Страница 22 из 24
Этого боится и Дж. Ст. Милль. (См.) Но они оба, и Прудон, и Милль – вопиют хотя и не в пустыне (это было бы лучше!), а в давке утилитарной, уже слишком далеко зашедшей… А мы?
Так ли далеко уж и мы, русские, в этом зашли? Еще неизвестно.
XIII
Читаешь – и не веришь глазам своим. Перечитываешь – и начинаешь сомневаться в своем собственном понимании слов и мыслей автора! Такого безнадежного взгляда на Россию, такого отрицания – мы еще не встречали ни у кого! Даже социалисты русские (за исключением тех из них, которые по складу личного ума и характера верят только в силу всеразрушения) и те надеются, по крайней мере, на возможность экономического благоденственного у нас переустройства… Мне пишут из Москвы, что некоторые молодые люди патриоического настроения повержены были на первых порах в глубокое уныние по прочтении статьи г. Соловьева. Чувство их понятно, но оно не основательно. Пусть утешатся. Г. Соловьев хочет верить в то, что ему желательно; но мы, не ослепленные его философской страстностью, его пламенной любовью к избранной им идее, не имеем никаких побуждений или оснований для соглашения с ним в его особого рода пессимизме: пессимизме национальном, так сказать.

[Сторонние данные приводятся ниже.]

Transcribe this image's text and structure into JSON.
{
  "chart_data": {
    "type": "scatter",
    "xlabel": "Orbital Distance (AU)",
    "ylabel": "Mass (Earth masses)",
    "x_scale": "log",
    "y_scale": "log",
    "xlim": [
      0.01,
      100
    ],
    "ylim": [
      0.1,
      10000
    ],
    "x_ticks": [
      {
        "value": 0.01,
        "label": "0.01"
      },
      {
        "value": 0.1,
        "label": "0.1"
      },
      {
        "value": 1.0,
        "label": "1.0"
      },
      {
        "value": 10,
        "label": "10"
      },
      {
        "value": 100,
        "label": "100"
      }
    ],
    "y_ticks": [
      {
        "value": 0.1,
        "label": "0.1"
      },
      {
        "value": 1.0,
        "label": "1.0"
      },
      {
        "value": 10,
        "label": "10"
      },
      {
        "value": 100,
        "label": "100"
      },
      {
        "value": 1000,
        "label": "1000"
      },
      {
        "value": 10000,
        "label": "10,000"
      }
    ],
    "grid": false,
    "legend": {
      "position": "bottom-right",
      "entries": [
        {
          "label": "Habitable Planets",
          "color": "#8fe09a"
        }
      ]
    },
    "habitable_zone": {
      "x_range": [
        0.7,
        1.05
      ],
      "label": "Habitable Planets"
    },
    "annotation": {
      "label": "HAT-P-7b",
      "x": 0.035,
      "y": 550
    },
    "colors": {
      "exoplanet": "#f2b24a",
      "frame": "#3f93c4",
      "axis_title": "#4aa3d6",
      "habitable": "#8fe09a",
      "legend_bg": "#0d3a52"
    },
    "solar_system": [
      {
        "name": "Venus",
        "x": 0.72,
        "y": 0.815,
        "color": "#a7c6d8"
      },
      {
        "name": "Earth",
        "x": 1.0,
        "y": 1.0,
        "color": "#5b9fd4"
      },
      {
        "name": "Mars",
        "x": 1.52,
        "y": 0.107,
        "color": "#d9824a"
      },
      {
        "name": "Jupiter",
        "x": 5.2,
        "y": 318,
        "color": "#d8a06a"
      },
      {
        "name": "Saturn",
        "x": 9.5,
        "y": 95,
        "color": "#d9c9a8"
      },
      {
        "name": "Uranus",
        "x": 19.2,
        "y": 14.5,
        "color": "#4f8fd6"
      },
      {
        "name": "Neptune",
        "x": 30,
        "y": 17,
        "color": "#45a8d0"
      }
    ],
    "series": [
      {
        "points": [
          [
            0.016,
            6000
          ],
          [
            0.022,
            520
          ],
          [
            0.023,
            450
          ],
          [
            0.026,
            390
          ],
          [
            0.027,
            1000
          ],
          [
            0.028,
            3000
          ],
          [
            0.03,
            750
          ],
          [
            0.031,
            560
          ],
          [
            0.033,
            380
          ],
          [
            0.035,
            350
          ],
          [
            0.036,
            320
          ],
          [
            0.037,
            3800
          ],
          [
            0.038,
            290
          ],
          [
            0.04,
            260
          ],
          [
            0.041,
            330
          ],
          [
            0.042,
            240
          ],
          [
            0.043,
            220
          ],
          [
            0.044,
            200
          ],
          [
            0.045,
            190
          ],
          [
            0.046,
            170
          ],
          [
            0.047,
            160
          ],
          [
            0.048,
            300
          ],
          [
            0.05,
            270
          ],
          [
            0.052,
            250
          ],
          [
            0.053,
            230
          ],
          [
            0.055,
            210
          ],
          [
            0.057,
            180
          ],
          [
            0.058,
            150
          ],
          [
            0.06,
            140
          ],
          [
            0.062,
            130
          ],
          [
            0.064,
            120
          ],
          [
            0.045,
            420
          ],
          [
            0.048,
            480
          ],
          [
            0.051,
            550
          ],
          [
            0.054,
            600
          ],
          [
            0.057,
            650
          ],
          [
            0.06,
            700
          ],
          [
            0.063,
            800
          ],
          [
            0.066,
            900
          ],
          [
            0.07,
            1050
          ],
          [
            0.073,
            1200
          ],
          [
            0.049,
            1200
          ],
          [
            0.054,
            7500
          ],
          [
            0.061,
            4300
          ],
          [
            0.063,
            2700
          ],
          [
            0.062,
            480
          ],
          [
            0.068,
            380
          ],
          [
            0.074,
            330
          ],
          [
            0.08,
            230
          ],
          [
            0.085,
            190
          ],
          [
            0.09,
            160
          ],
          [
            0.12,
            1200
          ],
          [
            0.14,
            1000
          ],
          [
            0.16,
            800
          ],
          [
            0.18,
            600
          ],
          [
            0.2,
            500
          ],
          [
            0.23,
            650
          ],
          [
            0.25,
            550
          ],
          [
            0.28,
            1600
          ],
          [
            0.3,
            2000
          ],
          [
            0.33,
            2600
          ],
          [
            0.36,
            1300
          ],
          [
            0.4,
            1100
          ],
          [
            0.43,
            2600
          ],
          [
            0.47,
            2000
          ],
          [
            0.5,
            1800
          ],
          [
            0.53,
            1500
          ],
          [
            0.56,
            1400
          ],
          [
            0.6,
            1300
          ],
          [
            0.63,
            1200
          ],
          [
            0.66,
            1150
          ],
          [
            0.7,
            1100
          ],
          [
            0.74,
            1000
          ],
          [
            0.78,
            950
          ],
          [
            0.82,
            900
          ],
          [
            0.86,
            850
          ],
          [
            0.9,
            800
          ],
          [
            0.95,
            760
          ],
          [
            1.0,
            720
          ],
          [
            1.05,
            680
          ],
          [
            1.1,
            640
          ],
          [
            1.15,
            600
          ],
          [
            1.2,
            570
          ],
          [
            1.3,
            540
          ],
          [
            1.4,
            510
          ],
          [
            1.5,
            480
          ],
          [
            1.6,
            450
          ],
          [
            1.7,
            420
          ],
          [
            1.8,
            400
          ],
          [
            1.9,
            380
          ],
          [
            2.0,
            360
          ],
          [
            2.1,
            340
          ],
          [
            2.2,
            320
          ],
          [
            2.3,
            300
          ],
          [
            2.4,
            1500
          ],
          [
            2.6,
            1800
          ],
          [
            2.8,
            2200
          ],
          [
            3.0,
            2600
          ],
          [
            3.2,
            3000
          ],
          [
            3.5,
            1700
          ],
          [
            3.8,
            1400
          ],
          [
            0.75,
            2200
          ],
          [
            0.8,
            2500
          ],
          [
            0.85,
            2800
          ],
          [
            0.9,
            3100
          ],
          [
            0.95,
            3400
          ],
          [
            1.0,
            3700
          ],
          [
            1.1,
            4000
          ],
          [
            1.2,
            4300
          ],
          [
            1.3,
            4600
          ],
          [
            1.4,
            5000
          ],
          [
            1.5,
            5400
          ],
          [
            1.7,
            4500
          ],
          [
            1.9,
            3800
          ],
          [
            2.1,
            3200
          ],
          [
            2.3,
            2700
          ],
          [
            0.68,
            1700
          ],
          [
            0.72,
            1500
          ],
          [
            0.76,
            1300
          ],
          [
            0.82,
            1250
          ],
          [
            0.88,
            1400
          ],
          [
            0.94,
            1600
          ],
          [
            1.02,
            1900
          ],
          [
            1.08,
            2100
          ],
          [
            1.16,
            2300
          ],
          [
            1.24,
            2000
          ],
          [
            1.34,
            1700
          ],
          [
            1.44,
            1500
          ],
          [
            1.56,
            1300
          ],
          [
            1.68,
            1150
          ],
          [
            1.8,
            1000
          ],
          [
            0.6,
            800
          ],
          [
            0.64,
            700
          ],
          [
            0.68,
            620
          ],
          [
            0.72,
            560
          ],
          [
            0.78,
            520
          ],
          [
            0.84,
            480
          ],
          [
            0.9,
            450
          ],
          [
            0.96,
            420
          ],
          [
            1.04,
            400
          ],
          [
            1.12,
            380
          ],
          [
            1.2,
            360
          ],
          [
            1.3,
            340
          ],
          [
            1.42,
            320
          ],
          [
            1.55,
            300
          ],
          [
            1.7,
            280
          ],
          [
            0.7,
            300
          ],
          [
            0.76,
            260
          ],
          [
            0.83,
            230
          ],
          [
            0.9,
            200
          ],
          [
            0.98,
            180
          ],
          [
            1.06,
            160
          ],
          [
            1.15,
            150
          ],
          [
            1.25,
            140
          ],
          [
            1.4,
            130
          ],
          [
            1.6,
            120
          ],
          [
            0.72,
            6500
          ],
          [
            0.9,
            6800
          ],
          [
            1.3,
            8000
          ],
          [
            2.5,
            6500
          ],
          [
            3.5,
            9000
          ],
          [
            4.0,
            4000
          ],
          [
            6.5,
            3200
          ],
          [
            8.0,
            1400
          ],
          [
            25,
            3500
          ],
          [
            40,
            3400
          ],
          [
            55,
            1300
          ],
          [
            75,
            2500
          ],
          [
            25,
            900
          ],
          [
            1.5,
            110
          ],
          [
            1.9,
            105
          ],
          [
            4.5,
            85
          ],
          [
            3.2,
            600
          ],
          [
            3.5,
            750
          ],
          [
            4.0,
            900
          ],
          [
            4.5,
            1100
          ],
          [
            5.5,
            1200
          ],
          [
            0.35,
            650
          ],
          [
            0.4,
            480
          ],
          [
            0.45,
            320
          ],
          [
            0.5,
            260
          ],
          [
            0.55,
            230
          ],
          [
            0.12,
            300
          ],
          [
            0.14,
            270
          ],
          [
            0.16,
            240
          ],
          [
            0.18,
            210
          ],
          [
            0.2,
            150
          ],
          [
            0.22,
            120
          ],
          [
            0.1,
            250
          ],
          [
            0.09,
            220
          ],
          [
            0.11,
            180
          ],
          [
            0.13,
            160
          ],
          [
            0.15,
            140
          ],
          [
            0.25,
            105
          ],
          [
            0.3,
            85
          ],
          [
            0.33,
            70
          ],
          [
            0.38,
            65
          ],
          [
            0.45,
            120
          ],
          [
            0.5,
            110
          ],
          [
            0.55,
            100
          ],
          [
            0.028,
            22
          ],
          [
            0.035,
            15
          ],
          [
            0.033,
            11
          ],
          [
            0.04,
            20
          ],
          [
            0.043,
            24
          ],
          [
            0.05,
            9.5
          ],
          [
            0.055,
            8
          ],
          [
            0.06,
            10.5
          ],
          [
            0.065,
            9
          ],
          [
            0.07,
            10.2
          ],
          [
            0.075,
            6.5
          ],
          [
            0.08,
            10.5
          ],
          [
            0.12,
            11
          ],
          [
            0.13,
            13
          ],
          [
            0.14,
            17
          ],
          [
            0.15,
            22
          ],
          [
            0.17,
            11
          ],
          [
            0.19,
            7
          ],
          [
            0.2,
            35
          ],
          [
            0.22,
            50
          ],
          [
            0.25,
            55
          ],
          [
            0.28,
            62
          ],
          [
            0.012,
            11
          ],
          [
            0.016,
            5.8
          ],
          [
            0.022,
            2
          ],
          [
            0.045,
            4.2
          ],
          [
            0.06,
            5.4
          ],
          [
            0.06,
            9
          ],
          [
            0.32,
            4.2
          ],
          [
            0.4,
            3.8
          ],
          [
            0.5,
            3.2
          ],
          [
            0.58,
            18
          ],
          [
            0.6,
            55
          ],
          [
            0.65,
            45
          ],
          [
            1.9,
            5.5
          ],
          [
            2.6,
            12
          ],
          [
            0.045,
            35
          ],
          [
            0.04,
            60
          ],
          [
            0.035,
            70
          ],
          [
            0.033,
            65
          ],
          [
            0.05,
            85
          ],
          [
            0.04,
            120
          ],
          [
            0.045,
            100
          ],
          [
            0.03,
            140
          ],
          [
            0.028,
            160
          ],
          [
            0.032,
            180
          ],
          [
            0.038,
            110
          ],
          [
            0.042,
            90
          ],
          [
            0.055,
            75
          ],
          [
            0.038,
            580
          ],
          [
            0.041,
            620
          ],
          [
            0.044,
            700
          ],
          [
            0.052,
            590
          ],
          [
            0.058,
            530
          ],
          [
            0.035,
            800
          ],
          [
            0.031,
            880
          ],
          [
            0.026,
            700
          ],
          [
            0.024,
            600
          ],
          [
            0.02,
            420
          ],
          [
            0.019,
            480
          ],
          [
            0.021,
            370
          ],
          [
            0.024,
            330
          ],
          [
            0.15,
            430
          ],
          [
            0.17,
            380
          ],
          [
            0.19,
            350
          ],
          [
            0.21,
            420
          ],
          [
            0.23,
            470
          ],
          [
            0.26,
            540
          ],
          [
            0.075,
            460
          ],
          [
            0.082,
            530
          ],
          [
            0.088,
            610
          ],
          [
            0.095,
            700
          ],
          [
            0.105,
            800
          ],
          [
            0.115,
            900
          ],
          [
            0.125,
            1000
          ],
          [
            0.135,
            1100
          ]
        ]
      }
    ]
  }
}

Если даже допустить, что он прав в главном пророчестве своем, в конечной цели своей проповеди, то есть в том, что рано или поздно произойдет соединение двух ныне враждующих сестер-Церквей, то до этого еще далеко. Еще много до тех пор воды утечет, и произойдет до тех пор многое множество таких событий, которые должны будут сильно отразиться на деятельности русской мысли.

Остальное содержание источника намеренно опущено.